I'm curious what you base this on?
That problem applies to stockpiling missiles in general. Depending on technologies used, you need to send them back to factory to be practically rebuilt every 5 to 20 year (some simpler ones may last somewhat longer but that's not the kind we are talking about here), or their failure rates will start going up badly (real world examples abound even in NATO).
That's in addition to cases where the guidance, ECCM, sensors or other pricey electronic part like that becomes obsolete.
 
I'm curious what you base this on?

There's the point Marduk made - a lot of modern stuff does not last well in storage. Some things simply cannot be left in a box for a few years and expected to work fine when you take them out. Chemical explosives or fuels will slowly degrade, the electronics might rust a bit no matter how carefully they were stored, oils will evaporate or leak out, etc etc.

The second point - the one I had in mind there, was about advances in technology meanwhile. Take this example:
That's in addition to cases where the guidance, ECCM, sensors or other pricey electronic part like that becomes obsolete.
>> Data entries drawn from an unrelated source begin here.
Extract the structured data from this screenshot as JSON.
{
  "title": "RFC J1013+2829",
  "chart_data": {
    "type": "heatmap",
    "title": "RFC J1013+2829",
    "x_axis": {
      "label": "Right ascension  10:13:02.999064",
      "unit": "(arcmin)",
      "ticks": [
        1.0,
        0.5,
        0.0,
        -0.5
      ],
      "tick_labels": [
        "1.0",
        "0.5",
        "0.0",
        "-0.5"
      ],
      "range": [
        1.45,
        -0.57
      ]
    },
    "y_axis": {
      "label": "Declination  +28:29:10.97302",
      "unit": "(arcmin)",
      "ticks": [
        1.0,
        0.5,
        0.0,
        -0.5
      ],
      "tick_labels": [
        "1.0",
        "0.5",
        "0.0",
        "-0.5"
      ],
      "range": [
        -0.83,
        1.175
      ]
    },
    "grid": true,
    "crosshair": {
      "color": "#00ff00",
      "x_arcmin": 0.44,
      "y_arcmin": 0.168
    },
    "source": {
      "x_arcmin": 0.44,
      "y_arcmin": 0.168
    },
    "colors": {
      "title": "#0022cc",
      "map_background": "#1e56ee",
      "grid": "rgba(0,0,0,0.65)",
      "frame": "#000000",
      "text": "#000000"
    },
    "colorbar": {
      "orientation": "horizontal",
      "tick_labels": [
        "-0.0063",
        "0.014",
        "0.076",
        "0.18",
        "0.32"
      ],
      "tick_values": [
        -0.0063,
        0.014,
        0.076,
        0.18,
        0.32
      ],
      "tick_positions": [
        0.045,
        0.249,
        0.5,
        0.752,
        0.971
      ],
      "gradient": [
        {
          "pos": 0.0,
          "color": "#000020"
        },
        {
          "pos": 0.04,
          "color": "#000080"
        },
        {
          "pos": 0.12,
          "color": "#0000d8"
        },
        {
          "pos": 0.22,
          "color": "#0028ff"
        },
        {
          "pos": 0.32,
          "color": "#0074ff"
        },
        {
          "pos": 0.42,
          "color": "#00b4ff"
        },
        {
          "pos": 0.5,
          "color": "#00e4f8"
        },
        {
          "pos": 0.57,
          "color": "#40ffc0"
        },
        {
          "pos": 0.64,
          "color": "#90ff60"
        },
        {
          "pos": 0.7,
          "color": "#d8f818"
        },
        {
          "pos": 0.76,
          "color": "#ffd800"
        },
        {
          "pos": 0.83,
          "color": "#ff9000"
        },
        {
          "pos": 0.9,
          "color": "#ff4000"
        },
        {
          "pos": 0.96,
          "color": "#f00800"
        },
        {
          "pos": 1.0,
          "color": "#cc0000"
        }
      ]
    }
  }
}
So the good news is that your nice radar guidance set survived storage just fine for 5 years. The bad news is that during those 5 years, the Russians learned how to jam that kind of system. So you will need to swap some of that out to upgrade it to the new version that's been hardened against that jamming. Well for now. Sooner or later, Ivan will have better jamming.

This sort of thing has happened before - there was a time in the 19th century when the science of battleship design was advancing so fast that by the time your new warship was built it would already be obsolete. Which meant that the only serious players in the navy power game were those nations that could build new battleships quickly and scrap or sell off old ones after only a short service life.
 
There's the point Marduk made - a lot of modern stuff does not last well in storage. Some things simply cannot be left in a box for a few years and expected to work fine when you take them out. Chemical explosives or fuels will slowly degrade, the electronics might rust a bit no matter how carefully they were stored, oils will evaporate or leak out, etc etc.

Even a lot of "robust, old-fashioned" stuff does not last in storage. When the Iowa-class battleships were reactivated in the 1980s, the Navy found that while 90% of the armor-piercing 16" shells in storage were serviceable, only half of the high explosive 16" shells and none of the Mark 19 cluster munitions were serviceable (even though said cluster munitions only dated to the Vietnam War).